K.-o.-Moment bei "Bares für Rares": Rocky haut Horst Lichter um

Ein Blick auf das Bild und es war um Moderator Horst Lichter geschehen: Eine echte Box-Legende ließ sein Herz bei "Bares für Rares" höherschlagen und ihn fast aus den Latschen kippen. Doch schlugen auch seine Händler zu? Das verrät die Bildergalerie ...

"Ohhh, uiuiui" - mehr brachte Horst Lichter am Montag bei "Bares für Rares" nicht mehr heraus. Denn ein ganz besonderes Autogramm raubte ihm den Atem.
Es handelte sich um ein Autogramm von Rocky Marciano, ehemals Weltmeister im Schwergewicht. Horst entdeckte noch mehr: "Vor allem ist da nicht nur eine Signatur drauf, sondern auch eine Widmung."
"Mein Vater hat das von seiner Schwester bekommen", klärte Johanna Langer die Hintergründe auf. "Und seine Schwester ist Hausdame bei diesem Al Weill, dem Manager, geworden." Das war, nachdem sie damals in die USA ausgewandert war.
Bei einem Besuch 1957 brachte sie das Autogramm mit der persönlichen Widmung für ihren Bruder mit. "Wenn das nicht draufgestanden hätte, hätte mein Vater das bestimmt in der Kneipe irgendwann mal umgetauscht", scherzte die fröhliche Buchhalterin aus Berlin.

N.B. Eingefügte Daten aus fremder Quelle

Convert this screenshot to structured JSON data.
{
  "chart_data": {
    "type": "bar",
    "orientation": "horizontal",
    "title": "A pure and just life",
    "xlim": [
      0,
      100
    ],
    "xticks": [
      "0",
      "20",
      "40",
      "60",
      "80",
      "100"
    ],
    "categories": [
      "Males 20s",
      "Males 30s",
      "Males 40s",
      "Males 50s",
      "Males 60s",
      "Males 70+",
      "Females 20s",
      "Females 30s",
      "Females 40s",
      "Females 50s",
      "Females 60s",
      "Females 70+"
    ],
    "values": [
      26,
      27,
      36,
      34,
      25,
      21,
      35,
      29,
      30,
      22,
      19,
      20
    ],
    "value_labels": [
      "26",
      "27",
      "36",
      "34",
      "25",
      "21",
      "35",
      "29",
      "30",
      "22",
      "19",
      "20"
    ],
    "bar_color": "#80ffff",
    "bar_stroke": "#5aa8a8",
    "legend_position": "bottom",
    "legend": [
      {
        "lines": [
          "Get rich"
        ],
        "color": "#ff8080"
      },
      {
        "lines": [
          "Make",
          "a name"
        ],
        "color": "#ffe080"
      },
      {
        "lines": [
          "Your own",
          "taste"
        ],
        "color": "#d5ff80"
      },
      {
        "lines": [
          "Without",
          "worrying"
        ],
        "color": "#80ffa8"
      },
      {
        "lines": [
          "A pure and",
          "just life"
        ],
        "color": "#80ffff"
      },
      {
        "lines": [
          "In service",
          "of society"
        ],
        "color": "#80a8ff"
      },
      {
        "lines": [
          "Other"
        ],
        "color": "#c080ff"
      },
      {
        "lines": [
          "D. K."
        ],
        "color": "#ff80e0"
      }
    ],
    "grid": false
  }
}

"49 Siege, höchste K.-o.-Quote aller Zeiten, aktive Zeit von 1952 bis 1956, ungeschlagen hat er dann aufgehört", erläuterte Sven und lieferte ein paar Daten über die Box-Legende. "Boxen kann schon gefährlich sein, aber der arme Kerl ist bei einem Flugzeugabsturz ums Leben gekommen."
Sven sah im Autogramm einen großen Sammlerwert: "In den USA sicherlich genauso gut zu verkaufen wie Muhammad Ali, hier in Deutschland vielleicht bisschen schwieriger." Trotzdem waren in seinen Augen 300 Euro möglich. "Er war eine recht große Nummer im Boxsport."
"Rocky Marciano! Der Boxweltmeister", raunte es durch die Händlerreihen. Sein Name war also allen bekannt - aber war er ihnen auch Bares wert?
"Toller Weltmeister war das. Guter Boxer", erinnerte sich Ex-Turner Ludwig Hofmaier (r.). "Der is heute noch bekannt."
Die hohen Gebote blieben jedoch aus. "Ich fange mal an, weil es eben nicht Muhammad Ali ist und er nicht so gefragt ist, mit 70 Euro", fasste sich Julian Schmitz-Avila (r.) ein Herz. "Ich mach 80", packte Walter Lehnertz (l.) einen Zehner drauf. Und Ludwig erhöhte sogar auf 100 Euro - mehr gab's aber nicht.
Das war Johanna aber zu wenig für das Erinnerungsstück. Sie hatte stattdessen einen neuen Plan, in dem ein deutscher Ex-Boxer vorkam: "Weil Axel Schulz bei uns in der Umgebung lebt, würde ich es dem geben für seine Stiftung."
Die Händler waren sich einig: "Das ist doch eine gute Idee!" Also packte Johanna ihr Autogramm wieder ein und nahm es mit zurück nach Berlin.
Mehr Erfolg im Händlerraum hatten die anderen Verkäufer: Ein Fechter aus Bronze erzielte 550 Euro.
Immerhin 500 Euro wurden für eine expressionistische Ölmalerei aus dem Jahr 1926 von Willy Habl bezahlt.
Ein Reißzeugkasten von etwa 1850 aus Messing und Elfenbein blieb für preiswerte 80 Euro im Händlerraum.
Und zwei goldene Uhrenketten von Ende des 19. Jahrhunderts brachten sogar 600 Euro ein.